What advice do you have for writers who are suffering from writer’s block or say they lack inspiration?

I’ve felt that. I’ve been there. I think it’s useful to hear that first, especially from another writer.

How many times have I sat down in front of my laptop or a notebook, determined to write something, anything, without something specific in mind? It’s still a frightening moment. What consolation I can muster comes from my memory of past writing sessions, the gap between that awful blank and the point, sometimes just a few minutes later, when… what’s this? I’m writing! Words are streaming from my (proverbial) pen! But what changed?

When I contemplate this gap, sometimes while still very much mired in it, I feel Wonder. Delight. Exhilaration. Most of all, I feel release. And that appears to be the best spur for writing.

(This is a short answer, of course. The longer one is in my book The Creative Compass.)

Where is your favorite place to write and why?

At home. If I’m immersed in something, I can and will write anywhere, but I like to curl up in bed (usually made) with a lap desk or take a seat at the kitchen table, whatever space doesn’t scream “Work!” to me.

I like the silence. I like that I can jump up and take a walk around or do a little dance. I like that I can talk to myself or read something aloud. When I write, I need to let out my inner circus, and I can’t really do that in a café.

When is the best time of day for you to write?

Mornings. I love going into the rest of the day feeling that I’ve accomplished something creative. I find it harder to get started later in the day — though I will say that doing so can be more satisfying because the degree of accomplishment is therefore proportionally greater. That’s my win-win writing schedule.

Do you prefer to handwrite or compose at the keyboard? If you do both, do you find that your writing differs when you type on the keyboard rather than use a pen?

I find that handwriting and typing serve different purposes, in large part because the one provides a change of style and pace from the other. I imagine I’m like many writers in that I often wish I were a creature of routine, but I’m not. I crave variety! When I do write in notebooks, I like them plain. No moleskin for me. I want the ideas to shine, not the paper.

When you get a brilliant thought, phrase, or idea at an inopportune time (while in the shower, in a meeting, or driving, for instance), what do you do?

Is it a sticky idea? If so, it will come running on back. I’m less interested in what seems brilliant in the moment than in what strikes me, again and again, as inevitable.
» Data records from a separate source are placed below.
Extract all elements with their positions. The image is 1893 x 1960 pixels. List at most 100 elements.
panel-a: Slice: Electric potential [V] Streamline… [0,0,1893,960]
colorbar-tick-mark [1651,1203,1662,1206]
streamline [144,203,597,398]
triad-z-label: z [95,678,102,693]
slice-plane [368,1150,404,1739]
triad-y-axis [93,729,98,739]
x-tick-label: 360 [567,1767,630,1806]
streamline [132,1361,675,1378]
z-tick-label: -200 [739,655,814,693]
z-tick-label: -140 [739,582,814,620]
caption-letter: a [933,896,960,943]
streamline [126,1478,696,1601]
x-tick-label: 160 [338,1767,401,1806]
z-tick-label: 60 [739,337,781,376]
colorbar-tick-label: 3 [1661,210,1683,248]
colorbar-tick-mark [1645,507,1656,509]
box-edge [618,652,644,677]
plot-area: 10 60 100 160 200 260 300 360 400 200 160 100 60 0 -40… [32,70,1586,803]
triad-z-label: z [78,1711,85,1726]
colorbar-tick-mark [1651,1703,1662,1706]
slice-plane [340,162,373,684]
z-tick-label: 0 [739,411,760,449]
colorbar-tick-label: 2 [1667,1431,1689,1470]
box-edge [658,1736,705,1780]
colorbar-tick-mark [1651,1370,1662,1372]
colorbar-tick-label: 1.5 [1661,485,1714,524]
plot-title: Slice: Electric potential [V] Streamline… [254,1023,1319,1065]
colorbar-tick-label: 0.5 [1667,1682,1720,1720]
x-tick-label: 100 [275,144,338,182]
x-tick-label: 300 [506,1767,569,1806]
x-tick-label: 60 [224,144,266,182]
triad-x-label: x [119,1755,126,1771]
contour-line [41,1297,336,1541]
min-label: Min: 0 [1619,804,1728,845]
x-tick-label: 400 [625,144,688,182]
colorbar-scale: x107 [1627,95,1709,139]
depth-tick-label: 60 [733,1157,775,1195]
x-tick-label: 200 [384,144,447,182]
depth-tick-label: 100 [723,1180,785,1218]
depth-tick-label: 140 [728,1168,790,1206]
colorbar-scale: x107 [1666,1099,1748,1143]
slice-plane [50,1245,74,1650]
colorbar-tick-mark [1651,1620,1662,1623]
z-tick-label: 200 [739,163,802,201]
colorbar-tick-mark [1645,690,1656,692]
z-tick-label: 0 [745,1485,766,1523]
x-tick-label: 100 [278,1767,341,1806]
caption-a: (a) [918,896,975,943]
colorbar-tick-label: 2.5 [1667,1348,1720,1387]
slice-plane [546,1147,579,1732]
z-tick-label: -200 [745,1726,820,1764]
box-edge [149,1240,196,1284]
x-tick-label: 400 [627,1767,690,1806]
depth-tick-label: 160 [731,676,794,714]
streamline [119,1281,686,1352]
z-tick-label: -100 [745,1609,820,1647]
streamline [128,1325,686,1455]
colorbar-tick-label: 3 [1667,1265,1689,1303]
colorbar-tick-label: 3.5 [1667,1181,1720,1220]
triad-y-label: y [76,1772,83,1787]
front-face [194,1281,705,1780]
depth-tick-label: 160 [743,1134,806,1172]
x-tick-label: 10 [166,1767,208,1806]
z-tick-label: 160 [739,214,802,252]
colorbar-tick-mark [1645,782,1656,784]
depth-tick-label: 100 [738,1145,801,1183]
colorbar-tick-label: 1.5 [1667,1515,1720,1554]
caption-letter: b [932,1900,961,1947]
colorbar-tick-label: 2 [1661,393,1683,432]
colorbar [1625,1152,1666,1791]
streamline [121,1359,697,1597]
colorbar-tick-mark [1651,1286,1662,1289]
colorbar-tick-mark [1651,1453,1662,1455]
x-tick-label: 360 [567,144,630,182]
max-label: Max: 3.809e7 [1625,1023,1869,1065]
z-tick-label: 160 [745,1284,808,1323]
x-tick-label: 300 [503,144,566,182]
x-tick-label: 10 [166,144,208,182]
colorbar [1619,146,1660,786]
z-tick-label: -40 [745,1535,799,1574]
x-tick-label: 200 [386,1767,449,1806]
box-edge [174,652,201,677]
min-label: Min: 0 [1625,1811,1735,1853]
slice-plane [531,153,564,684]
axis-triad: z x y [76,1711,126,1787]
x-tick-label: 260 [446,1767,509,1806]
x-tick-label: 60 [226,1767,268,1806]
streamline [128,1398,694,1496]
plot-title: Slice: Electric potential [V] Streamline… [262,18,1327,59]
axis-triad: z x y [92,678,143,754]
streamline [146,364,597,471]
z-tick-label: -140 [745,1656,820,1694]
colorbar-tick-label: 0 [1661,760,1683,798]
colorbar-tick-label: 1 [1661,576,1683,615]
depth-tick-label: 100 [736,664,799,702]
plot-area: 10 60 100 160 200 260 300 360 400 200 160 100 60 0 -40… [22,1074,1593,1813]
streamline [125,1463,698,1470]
Of course, I could also say that modern technology has made it easier than ever to record our ideas. So, nowadays, if you prefer to use “adhesive” (i.e., record it), it will take more than a shower, meeting, or car ride to stop you.

What inspires YOU?

I take a lot of inspiration from others’ works of art. It helps me to remember that plays or books or paintings represent someone else’s perspective on the world, that I would treat the same subject matter differently, that I could make it my own. That authors and artists are people, just like me, who take the act of expression seriously.

Who would you say is your greatest writing influence, in terms of your style?

Right now, the ebb and flow of good conversation seems to have the greatest influence on my work. Some say style is rhythm, and I’m most content with anything I’ve written when I feel it trips off the tongue, when the spacing and punctuation hold the balance between expression and silence. I often read what I’ve written aloud, if I can, to another person. So maybe it’s the storyteller as teller that influences me.

Sierra Prasada is the author of two books — Creative Lives: Portraits of Lebanese Artists and The Creative Compass: Writing Your Way from Inspiration to Publication (with Dan Millman). She recently completed a screenplay adaptation of the novel The Journeys of Socrates. In past incarnations, she has reported in the Middle East for print, radio, and television, working in Arabic and English; taught bi-coastal writing and creativity classes; and assistant directed professional theater productions in Washington, D.C. She now writes and improvises in New York City.